The answer being man: the crawling infant, the erect adult, and the infirm elder. And there was its sometime corollary:
What two sisters are they, the first giving birth to the second, and then the second once more to the first?
To which the answer was night and day. Either of those he could answer, and he thought he could manage others of their ilk.
“The question is this,” the sphinx said. “What is my name?”
“Your name?” Gabriel said.
“My name!”
the sphinx screamed, its voice echoing from the walls. “You will know my name. I will
teach
you my name. But—” It put a paw against Gabriel’s chest. “—only when you fail to
guess
my name.”
Rumpelstiltskin, Gabriel wanted to say. Your name is Rumpelstiltskin, and you can spin straw into gold…
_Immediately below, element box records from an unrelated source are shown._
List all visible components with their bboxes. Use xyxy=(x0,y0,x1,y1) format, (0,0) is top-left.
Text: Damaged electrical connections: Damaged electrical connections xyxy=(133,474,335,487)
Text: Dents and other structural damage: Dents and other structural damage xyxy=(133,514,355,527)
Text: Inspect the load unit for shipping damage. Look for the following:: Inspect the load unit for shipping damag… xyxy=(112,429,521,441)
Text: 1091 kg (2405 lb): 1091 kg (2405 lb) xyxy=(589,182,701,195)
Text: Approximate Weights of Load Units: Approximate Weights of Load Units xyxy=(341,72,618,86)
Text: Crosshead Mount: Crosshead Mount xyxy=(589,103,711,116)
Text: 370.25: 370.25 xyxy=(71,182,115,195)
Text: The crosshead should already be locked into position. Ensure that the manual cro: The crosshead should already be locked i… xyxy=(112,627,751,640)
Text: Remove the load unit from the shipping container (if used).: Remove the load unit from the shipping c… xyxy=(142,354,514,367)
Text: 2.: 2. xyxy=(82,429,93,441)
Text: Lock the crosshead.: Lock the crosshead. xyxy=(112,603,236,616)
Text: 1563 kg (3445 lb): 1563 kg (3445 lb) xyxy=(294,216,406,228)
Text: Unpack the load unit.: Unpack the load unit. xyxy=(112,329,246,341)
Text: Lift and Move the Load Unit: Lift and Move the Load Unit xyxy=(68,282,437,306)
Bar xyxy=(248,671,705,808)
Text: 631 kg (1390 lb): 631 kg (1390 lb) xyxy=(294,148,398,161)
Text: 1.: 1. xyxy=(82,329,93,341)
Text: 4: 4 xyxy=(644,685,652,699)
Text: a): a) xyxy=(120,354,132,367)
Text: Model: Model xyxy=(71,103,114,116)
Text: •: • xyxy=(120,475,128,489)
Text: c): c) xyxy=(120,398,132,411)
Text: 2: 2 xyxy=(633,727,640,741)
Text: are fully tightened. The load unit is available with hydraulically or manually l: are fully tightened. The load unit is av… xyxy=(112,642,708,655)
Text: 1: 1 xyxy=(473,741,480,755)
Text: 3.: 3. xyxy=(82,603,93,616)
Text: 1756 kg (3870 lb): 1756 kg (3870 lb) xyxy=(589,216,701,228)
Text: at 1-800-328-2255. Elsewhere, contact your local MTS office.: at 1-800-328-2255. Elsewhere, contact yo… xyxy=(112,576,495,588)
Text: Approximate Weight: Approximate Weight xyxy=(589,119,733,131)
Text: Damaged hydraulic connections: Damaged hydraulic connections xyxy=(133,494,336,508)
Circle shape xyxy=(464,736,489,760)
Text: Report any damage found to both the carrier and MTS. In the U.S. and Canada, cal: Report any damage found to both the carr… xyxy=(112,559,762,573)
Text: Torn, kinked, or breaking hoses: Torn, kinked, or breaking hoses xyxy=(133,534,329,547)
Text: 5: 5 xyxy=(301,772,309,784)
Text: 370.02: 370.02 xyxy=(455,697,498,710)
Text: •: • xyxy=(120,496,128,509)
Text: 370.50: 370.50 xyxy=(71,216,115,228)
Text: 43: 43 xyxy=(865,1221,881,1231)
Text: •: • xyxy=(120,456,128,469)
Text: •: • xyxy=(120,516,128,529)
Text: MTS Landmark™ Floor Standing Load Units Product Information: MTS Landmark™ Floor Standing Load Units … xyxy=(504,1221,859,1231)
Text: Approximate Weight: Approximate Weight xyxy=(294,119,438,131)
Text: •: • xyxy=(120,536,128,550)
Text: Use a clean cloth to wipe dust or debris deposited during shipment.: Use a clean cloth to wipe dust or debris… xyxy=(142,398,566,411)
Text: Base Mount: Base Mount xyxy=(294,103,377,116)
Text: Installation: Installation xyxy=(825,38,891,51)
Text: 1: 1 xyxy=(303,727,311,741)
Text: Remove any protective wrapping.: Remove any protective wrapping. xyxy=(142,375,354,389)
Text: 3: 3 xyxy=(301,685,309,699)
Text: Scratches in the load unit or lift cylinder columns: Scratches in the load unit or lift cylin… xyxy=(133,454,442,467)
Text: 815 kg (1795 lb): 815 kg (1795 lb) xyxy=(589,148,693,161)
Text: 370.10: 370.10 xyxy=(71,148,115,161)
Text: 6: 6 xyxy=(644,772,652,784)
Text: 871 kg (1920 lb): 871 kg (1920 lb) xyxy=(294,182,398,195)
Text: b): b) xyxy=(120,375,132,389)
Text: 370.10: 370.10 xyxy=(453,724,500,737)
Your name. Your name. How in God’s name, you’ll pardon the expression, am I supposed to pull the right answer out of the thousands, the hundreds of thousands, the almost infinite possibilities? This is no riddle! He
wanted to shout it: This is a fix-up, a fraud, a pretext for slaughter!
But no—it wouldn’t be. If the beast had wanted merely to kill them it could have. If it really had the power it claimed, it could have slaughtered all humanity at any time. It needed no pretext. If instead of killing it had asked this question, there had to be a way to answer it—a clue, a hint…something. Gabriel thought back to his first glimpse of the Sphinx in Egypt, the great and terrible Abul-Hôl, looming in the night. He thought back to the inscriptions, to their talk of a divine or holy treasure, and to the statues into whose flanks they were carved—which statues, with their impossible degree of sculptural perfection, must, he now knew, have been actual, living sphinxes once. And he thought of the story Tigranes had recounted, of the Theban sphinx’s journeys and her tribulations.
And then suddenly he realized he knew the answer.
“Your name is Fear,” Gabriel said.
The sphinx stepped back, silent.
“You’re their child,” Gabriel said. “The child of the Father of Fear. What else would have been sufficient to bring the men of Taprobane on a voyage halfway around the world? No ordinary treasure would, no mere prize, no artifact. But a sphinx cub, unlawfully bred, the unlawful child of an illicit union—that they could not let alone. They came for you, they found you, and they brought you back here.
You
were the treasure—your father’s divine treasure, your mother’s holy treasure. And then they…what? Punished them? By turning them to stone?”
“They gave her a choice.” The sphinx’s head was bowed, its eyes downcast. “I was tiny then, a newborn practically, no more than a century and a half; but I
remember it as if it were this morning. She could die, or I could.
“They told her my father had already chosen, that they’d left his body deep within his temple, at eternal rest. That he’d gone with her name on his lips. And they showed her a coin, I remember, from his land…”
Gabriel reached into his pocket and drew out the pair of coins. He held them out on his palm. The female sphinx and the amphora on one, the male profile on the other, the two facing one another in his hand.
The sphinx’s cheeks trembled as it looked from one to the other. It threw back its head and howled, tears running down its face.
“And this place,” Gabriel said, “became your cradle, this dark and terrible mountain. Have you never left it? For two thousand years?”
“Longer,” the sphinx said. “Even longer.”
“But you must leave it sometimes,” Gabriel said, “if just to hunt for food—”
“I am old,” the sphinx whispered. “I hardly hunt anymore. I hardly eat anymore.”
There was a tone of despair in its voice, a sound of finality.